O desenho dessa inovação no sistema processual brasileiro, com certeza, não atingirá aos fins almejados e acaba se transformando num enfraquecimento, ainda maior, na busca da verdade real.

7/1/2020

Com a recente entrada em vigor da lei 13.964, de 24 de dezembro de 2019, ainda em período de vacatio legis por 30 dias, que alterou diversos dispositivos da legislação penal e processual penal, criou-se a figura ímpar do juiz das garantias.

Com efeito, o juiz das garantias está disciplinado no novel texto legal nos seguintes termos, verbis:

“Juiz das Garantias

‘Art. 3º-A. O processo penal terá estrutura acusatória, vedadas a iniciativa do juiz na fase de investigação e a substituição da atuação probatória do órgão de acusação.’

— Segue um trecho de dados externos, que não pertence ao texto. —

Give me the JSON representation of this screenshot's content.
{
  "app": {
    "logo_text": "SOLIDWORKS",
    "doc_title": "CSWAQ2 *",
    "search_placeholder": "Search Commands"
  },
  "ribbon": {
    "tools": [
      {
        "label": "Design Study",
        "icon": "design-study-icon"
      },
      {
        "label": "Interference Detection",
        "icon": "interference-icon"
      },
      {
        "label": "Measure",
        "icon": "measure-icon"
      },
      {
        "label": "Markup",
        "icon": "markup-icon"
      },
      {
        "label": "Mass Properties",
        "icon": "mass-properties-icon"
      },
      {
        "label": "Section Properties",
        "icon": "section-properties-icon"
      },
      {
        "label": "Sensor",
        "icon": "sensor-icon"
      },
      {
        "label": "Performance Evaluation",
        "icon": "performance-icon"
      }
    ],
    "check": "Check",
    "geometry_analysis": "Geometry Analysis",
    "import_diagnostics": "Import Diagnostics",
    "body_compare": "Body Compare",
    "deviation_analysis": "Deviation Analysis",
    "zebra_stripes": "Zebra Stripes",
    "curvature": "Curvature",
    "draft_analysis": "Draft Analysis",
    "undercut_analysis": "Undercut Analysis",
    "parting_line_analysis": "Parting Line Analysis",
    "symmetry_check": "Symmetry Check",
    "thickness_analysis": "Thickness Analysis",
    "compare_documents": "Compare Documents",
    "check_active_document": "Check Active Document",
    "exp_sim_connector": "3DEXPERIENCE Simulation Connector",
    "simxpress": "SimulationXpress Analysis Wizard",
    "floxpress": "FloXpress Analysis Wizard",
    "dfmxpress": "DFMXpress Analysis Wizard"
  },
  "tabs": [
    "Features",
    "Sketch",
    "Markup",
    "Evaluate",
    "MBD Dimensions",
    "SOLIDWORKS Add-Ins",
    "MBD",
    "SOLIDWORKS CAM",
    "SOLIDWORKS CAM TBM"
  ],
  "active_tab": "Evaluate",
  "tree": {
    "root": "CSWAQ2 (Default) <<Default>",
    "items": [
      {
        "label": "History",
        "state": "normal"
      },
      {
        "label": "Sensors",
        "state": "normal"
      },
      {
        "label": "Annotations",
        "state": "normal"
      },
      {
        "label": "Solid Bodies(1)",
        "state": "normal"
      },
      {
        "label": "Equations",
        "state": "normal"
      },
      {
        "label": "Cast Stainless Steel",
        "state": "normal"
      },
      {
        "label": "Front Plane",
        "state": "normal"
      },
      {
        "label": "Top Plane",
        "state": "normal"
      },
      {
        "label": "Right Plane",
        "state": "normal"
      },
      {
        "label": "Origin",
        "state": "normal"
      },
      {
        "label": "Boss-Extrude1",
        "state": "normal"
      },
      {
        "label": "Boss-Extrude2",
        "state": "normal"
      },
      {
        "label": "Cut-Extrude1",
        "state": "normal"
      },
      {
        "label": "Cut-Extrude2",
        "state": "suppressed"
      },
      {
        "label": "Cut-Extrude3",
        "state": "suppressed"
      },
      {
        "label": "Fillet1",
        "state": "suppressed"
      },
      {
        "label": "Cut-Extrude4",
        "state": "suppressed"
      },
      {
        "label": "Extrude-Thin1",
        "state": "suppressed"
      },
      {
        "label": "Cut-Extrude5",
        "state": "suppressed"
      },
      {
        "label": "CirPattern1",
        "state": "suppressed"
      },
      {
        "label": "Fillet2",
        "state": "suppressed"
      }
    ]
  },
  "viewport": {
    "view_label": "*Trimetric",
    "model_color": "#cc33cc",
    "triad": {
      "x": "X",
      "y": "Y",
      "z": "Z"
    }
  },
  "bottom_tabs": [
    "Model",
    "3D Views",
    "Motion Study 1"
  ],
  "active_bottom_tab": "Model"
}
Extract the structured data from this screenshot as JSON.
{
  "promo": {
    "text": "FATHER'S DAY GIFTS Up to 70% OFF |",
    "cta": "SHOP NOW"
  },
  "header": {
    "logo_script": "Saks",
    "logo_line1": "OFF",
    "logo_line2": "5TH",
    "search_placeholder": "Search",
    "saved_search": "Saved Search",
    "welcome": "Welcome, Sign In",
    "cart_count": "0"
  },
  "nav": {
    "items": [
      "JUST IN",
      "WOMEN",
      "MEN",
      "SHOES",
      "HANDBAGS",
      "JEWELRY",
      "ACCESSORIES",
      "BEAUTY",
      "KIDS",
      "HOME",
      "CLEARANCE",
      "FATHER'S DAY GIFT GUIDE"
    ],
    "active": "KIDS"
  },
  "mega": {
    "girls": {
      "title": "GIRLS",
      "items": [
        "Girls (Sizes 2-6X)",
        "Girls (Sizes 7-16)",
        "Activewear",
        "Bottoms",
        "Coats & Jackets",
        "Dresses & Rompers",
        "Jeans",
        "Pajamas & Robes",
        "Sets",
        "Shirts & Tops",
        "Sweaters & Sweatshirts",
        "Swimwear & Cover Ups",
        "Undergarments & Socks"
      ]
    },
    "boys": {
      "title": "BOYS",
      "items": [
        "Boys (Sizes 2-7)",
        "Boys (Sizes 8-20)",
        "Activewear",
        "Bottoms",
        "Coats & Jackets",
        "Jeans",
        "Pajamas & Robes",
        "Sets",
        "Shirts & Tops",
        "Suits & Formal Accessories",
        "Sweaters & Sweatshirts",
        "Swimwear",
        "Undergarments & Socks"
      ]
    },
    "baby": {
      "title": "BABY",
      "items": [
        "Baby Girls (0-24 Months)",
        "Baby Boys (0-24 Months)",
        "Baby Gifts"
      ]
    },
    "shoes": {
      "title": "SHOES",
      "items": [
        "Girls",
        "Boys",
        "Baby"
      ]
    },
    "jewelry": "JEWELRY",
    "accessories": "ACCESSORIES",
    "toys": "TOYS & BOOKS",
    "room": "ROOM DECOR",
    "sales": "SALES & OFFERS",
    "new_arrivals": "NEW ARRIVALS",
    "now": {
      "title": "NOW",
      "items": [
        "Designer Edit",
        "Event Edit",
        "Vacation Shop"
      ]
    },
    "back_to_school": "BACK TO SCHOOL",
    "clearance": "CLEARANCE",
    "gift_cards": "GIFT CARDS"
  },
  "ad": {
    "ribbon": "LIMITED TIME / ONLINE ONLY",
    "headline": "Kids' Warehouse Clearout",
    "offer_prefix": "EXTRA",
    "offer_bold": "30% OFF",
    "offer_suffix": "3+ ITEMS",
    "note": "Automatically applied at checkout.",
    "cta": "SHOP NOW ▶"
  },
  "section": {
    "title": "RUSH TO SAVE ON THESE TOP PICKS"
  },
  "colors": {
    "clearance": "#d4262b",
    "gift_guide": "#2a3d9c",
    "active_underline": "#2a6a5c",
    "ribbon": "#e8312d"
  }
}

‘Art. 3º-B. O juiz das garantias é responsável pelo controle da legalidade da investigação criminal e pela salvaguarda dos direitos individuais cuja franquia tenha sido reservada à autorização prévia do Poder Judiciário, competindo-lhe especialmente:

I - receber a comunicação imediata da prisão, nos termos do inciso LXII do caput do art. 5º da Constituição Federal;

II - receber o auto da prisão em flagrante para o controle da legalidade da prisão, observado o disposto no art. 310 deste Código;

III - zelar pela observância dos direitos do preso, podendo determinar que este seja conduzido à sua presença, a qualquer tempo;

IV - ser informado sobre a instauração de qualquer investigação criminal;

V - decidir sobre o requerimento de prisão provisória ou outra medida cautelar, observado o disposto no § 1º deste artigo;

VI - prorrogar a prisão provisória ou outra medida cautelar, bem como substituí-las ou revogá-las, assegurado, no primeiro caso, o exercício do contraditório em audiência pública e oral, na forma do disposto neste Código ou em legislação especial pertinente;

VII - decidir sobre o requerimento de produção antecipada de provas consideradas urgentes e não repetíveis, assegurados o contraditório e a ampla defesa em audiência pública e oral;

VIII - prorrogar o prazo de duração do inquérito, estando o investigado preso, em vista das razões apresentadas pela autoridade policial e observado o disposto no § 2º deste artigo;

IX - determinar o trancamento do inquérito policial quando não houver fundamento razoável para sua instauração ou prosseguimento;

X - requisitar documentos, laudos e informações ao delegado de polícia sobre o andamento da investigação;

XI - decidir sobre os requerimentos de:

a) interceptação telefônica, do fluxo de comunicações em sistemas de informática e telemática ou de outras formas de comunicação;

b) afastamento dos sigilos fiscal, bancário, de dados e telefônico;

c) busca e apreensão domiciliar;

d) acesso a informações sigilosas;

e) outros meios de obtenção da prova que restrinjam direitos fundamentais do investigado;

XII - julgar o habeas corpus impetrado antes do oferecimento da denúncia;

XIII - determinar a instauração de incidente de insanidade mental;

XIV - decidir sobre o recebimento da denúncia ou queixa, nos termos do art. 399 deste Código;

XV - assegurar prontamente, quando se fizer necessário, o direito outorgado ao investigado e ao seu defensor de acesso a todos os elementos informativos e provas produzidos no âmbito da investigação criminal, salvo no que concerne, estritamente, às diligências em andamento;

XVI - deferir pedido de admissão de assistente técnico para acompanhar a produção da perícia;

XVII - decidir sobre a homologação de acordo de não persecução penal ou os de colaboração premiada, quando formalizados durante a investigação;

XVIII - outras matérias inerentes às atribuições definidas no caput deste artigo.

§ 1º (VETADO).

§ 2º Se o investigado estiver preso, o juiz das garantias poderá, mediante representação da autoridade policial e ouvido o Ministério Público, prorrogar, uma única vez, a duração do inquérito por até 15 (quinze) dias, após o que, se ainda assim a investigação não for concluída, a prisão será imediatamente relaxada.’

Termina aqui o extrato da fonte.